R&D Is Main Ingredient in High-Tech Recipe for States

By William Welsh, Staff Writer


JUNE 6 ? If state governors and elected officials want their states to participate in the high-tech economy, they should invest in university and private-sector research and development, according to two new reports to be released June 7 by the National Governors' Association in Washington.


New Jersey Gov.
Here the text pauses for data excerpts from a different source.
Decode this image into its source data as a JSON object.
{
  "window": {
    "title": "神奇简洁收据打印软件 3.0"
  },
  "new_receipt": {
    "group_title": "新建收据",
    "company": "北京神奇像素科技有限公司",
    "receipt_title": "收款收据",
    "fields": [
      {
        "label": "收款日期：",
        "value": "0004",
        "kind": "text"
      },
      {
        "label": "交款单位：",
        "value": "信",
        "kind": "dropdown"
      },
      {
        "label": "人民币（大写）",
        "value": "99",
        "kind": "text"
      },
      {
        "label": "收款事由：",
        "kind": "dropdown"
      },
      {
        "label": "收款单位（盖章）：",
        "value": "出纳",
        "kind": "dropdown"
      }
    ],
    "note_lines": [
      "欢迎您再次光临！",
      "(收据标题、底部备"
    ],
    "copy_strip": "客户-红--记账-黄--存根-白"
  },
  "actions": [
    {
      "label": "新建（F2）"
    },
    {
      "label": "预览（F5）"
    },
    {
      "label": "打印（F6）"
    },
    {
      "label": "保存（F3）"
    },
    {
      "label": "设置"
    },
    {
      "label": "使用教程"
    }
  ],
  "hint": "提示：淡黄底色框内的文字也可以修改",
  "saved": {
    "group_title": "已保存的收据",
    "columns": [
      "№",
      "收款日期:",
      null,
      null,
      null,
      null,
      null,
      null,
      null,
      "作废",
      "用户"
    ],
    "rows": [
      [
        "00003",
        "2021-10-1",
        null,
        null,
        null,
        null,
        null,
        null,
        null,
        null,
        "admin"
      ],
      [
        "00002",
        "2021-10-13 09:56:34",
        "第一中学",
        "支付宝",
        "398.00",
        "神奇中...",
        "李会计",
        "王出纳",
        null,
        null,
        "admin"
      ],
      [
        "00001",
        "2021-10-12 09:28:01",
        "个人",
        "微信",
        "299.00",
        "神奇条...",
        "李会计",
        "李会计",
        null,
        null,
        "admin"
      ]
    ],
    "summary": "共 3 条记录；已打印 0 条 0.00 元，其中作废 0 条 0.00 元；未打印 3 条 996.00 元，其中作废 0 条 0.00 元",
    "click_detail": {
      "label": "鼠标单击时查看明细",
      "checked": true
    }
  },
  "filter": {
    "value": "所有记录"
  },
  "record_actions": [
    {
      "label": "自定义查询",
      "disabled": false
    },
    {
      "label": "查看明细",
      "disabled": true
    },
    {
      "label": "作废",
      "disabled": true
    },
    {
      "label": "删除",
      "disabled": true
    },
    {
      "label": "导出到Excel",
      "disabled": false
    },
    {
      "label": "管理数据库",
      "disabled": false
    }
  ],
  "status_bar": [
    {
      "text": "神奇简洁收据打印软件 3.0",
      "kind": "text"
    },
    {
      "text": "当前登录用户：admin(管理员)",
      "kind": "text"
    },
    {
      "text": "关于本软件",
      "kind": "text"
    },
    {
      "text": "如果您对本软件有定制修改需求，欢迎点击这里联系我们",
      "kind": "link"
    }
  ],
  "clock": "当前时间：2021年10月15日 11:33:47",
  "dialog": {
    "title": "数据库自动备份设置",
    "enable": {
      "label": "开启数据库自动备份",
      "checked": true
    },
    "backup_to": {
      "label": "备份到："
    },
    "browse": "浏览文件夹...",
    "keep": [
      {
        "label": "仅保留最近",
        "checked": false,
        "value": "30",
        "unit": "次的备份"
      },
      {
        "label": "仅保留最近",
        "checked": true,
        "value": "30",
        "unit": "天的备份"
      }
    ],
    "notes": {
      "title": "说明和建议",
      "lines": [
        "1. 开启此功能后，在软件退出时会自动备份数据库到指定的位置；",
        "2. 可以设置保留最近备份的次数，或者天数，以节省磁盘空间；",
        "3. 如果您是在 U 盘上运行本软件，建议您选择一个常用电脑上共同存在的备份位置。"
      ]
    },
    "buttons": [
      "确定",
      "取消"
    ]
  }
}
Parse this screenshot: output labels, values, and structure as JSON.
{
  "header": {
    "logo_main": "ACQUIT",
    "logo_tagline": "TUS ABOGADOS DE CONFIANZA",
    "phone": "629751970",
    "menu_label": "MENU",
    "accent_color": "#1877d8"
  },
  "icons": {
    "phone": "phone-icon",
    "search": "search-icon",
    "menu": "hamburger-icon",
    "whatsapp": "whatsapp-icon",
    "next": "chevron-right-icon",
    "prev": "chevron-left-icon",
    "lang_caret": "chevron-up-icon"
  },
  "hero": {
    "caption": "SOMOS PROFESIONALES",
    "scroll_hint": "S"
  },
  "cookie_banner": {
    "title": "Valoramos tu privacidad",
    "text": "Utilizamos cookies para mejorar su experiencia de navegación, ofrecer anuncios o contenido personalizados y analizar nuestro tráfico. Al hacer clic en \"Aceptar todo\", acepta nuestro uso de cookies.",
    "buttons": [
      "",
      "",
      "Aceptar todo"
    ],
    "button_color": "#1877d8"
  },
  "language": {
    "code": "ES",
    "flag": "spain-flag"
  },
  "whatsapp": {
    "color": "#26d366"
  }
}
Christine Todd Whitman will announce the findings of the reports, "Using Research and Development to Grow State Economies," and "Building State Economies by Promoting University-Industry Technology Transfer," at a state technology conference in Somerset, N.J. The reports are the fifth and sixth in a series of papers focusing on the new economy and published by the NGA Center for Best Practices.


Whitman is a member of NGA's New Economy Task Force, established to provide governors with the necessary tools to expand economic growth at the state level.


NGA said the reports essentially are blueprints for state policy-makers who wish to develop successful high-tech areas similar to California's Silicon Valley, North Carolina's Research Triangle Park and Massachusetts' Route 128 Corridor.


"The states that are ahead of the game with high-tech corridors have a long-standing tradition of high-end research and strong university systems," said John Thomasian, director of NGA's Center for Best Practices.


States that are not actively participating in the high-tech economy should establish at least one or two high-tech centers tied to universities, Thomasian said.


"Using Research Development to Grow State Economies" offers suggestions for cultivating successful research and development environments. "Building States Economies by Promoting University-Industry Technology Transfer" examines the importance of state universities' patent and licensing agreements to economic development plans, and provides policy-makers with promoting so-called university-industry technology transfer.


In pursuing high-tech economies, states should not expect overnight success, but realize that they are charting a high-tech course that will reap benefits for future generations, according to NGA.


States with established high-tech corridors should not let down their guard, according to Thomasian. ìIf you don't keep nurturing it and watching where your industries are going, you [run the danger of] of becoming misaligned and wasting a lot of resources," he said.